Most health plans have an annual deductible—the amount you are responsible for paying before your insurance starts to cover you. If you’re lucky, you’ll have a very low deductible, or even none at all.
In many ways, the deductible is what stands in between you and your full health insurance benefits. It’s like the first hurdle you have to clear before your health plan starts to give back those premiums you paid. So, managing your deductible is key to understanding your plan and saving money.
If you’re one of the many people who find it difficult to keep track of where they are on their deductible, you might try one of the new online services, like Simplee or Cake Health, which are designed to make this much easier.
Essential Things to Know About Your Annual Deductible
How much is your deductible?
You should know this before you ever enroll in a plan. If the plan has a low premium, there is a good chance the deductible will be high. You should ideally have the money to pay your deductible ready on hand—or at least be saving for it. High Deductible Health Plans (HDHPs) often come with a Health Savings Account, a tax free account where you can deposit money specifically to be used for medical costs. Aim to have saved in your Health Savings Account at least as much as the deductible. What counts as a HDHP? For 2011 and 2012, the deductible is at least $1,200 for individual plans or $2,400 for family.
The date your deductible rolls over
This usually occurs every January, but some plans may use a different date—for example, health plans through schools or universities may use the academic year. This date is important because you may want to plan your appointments and procedures to occur after your deductible is met and before the year rolls over. Or, you may need to budget more money for the early part of the year.
Let’s say you have a $1,000 deductible and you meet it in June.

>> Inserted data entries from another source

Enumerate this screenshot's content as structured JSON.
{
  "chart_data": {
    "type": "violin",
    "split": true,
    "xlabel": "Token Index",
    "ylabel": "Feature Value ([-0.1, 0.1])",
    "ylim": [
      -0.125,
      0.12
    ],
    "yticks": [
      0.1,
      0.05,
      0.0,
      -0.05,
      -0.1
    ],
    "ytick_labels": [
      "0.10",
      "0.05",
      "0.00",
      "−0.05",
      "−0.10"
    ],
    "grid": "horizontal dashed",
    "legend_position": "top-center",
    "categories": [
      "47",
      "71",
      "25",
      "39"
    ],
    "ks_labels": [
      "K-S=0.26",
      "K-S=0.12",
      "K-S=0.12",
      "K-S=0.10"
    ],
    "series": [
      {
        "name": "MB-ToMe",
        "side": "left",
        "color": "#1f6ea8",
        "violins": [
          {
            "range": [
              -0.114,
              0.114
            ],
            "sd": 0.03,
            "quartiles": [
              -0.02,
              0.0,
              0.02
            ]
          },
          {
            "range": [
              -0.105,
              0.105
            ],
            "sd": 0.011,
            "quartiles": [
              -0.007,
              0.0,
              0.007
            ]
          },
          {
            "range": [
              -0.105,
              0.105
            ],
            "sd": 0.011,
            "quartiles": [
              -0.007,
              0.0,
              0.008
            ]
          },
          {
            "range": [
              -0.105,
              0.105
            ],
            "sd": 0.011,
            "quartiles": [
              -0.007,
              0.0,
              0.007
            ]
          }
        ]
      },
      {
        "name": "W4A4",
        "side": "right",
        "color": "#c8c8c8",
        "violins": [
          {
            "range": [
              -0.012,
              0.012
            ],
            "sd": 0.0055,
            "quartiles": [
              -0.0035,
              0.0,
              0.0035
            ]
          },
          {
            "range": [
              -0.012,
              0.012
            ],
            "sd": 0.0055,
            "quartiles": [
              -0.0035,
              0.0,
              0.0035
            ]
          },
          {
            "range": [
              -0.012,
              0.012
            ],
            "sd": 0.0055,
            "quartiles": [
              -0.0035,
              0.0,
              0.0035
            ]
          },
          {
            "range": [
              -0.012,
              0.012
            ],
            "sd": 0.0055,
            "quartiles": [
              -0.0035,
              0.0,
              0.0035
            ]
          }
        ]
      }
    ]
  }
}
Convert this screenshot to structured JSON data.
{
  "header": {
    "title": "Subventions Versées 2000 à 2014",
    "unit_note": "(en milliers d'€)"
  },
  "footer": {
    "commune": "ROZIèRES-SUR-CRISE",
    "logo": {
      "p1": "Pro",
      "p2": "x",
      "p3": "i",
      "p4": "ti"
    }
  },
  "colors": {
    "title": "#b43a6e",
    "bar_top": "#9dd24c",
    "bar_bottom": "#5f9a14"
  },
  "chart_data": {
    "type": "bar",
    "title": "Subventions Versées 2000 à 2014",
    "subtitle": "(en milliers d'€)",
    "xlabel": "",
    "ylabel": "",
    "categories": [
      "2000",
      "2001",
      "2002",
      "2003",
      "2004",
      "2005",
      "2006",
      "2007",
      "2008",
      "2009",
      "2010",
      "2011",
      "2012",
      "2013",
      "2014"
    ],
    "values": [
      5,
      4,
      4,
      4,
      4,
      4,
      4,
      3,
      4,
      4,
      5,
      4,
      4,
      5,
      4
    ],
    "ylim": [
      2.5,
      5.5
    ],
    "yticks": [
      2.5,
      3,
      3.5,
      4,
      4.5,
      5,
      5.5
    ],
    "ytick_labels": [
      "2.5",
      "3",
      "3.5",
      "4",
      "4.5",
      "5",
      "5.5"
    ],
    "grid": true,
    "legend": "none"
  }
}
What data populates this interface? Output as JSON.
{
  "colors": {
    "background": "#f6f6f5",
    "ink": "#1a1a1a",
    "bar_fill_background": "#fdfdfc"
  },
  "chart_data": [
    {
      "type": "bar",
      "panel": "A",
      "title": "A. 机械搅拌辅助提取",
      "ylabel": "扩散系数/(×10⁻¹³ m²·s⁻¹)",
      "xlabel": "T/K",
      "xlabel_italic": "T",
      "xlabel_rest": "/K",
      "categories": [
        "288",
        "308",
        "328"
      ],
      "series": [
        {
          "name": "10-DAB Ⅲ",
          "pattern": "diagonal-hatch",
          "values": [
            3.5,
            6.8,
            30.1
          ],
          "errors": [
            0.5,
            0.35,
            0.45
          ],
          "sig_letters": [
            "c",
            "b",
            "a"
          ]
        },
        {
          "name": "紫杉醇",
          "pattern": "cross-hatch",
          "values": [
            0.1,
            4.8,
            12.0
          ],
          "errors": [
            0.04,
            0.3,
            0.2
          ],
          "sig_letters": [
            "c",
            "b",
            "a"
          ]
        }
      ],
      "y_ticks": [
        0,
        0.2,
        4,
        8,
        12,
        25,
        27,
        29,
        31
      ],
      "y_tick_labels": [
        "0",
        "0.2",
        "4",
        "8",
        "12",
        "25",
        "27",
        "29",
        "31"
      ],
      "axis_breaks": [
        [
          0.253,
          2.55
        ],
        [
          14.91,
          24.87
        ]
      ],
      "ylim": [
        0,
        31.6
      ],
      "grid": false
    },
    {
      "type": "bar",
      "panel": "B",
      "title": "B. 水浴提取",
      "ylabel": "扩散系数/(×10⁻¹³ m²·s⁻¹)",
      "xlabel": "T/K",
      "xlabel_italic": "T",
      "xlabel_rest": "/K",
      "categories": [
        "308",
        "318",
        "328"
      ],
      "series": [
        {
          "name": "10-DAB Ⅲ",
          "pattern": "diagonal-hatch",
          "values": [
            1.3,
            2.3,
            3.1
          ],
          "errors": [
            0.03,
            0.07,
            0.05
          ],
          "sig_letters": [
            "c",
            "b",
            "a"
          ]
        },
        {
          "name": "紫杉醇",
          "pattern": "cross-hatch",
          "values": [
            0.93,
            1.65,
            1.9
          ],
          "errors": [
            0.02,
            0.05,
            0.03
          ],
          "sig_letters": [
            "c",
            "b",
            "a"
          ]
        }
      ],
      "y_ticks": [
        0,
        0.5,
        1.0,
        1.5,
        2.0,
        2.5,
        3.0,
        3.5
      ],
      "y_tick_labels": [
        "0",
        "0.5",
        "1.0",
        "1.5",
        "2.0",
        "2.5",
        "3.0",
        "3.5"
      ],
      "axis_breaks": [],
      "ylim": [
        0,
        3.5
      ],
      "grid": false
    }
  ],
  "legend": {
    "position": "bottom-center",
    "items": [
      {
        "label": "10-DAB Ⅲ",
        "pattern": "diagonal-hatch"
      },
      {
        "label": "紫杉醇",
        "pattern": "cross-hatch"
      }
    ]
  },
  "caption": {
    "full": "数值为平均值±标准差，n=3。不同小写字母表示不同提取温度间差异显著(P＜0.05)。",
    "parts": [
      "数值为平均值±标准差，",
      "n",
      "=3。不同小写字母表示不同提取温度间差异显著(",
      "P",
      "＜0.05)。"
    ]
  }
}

Any other services you get for the rest of the year will only cost you co-pays or coinsurance. But if you wait until January, you will have to pay $1,000 all over again. Scheduling bigger procedures before January could save you some cash if you are not planning other expensive services (that will again exceed $1,000) for the next year.
What doesn’t count towards your deductible
Many health plans waive the deductible for services such as preventive care or the emergency room fee if you are admitted to the hospital. Check your policy so you know where you get a free pass, and take advantage of it.
Whether you have different deductibles
Some plans have separate deductibles for in-network care versus out-of-network care. This could cost you more money unnecessarily if you’ve met one deductible and then see a doctor that counts towards the other. So, find out the rules and always check whether providers are in-network before you go (don’t make assumptions—doctors in the same office may not all take the same insurance).
If you have a family policy, check if there are separate or combined deductibles for each member that is covered. The rules can vary on this one, too.
How often you actually meet your deductible
Odds are, if you purchased health insurance, you hope that it will pay for the health care you use. So if you find that every year you come close to meeting your deductible but never do, you may be tempted to get a plan with a lower deductible so that you end up paying less out of pocket. Be aware, though: premiums for lower-deductible plans might be higher than you would end up saving. Make sure you consider the full cost spectrum of premiums, co-pays, coinsurance, and how much health care you expect to get that year when you weigh this decision.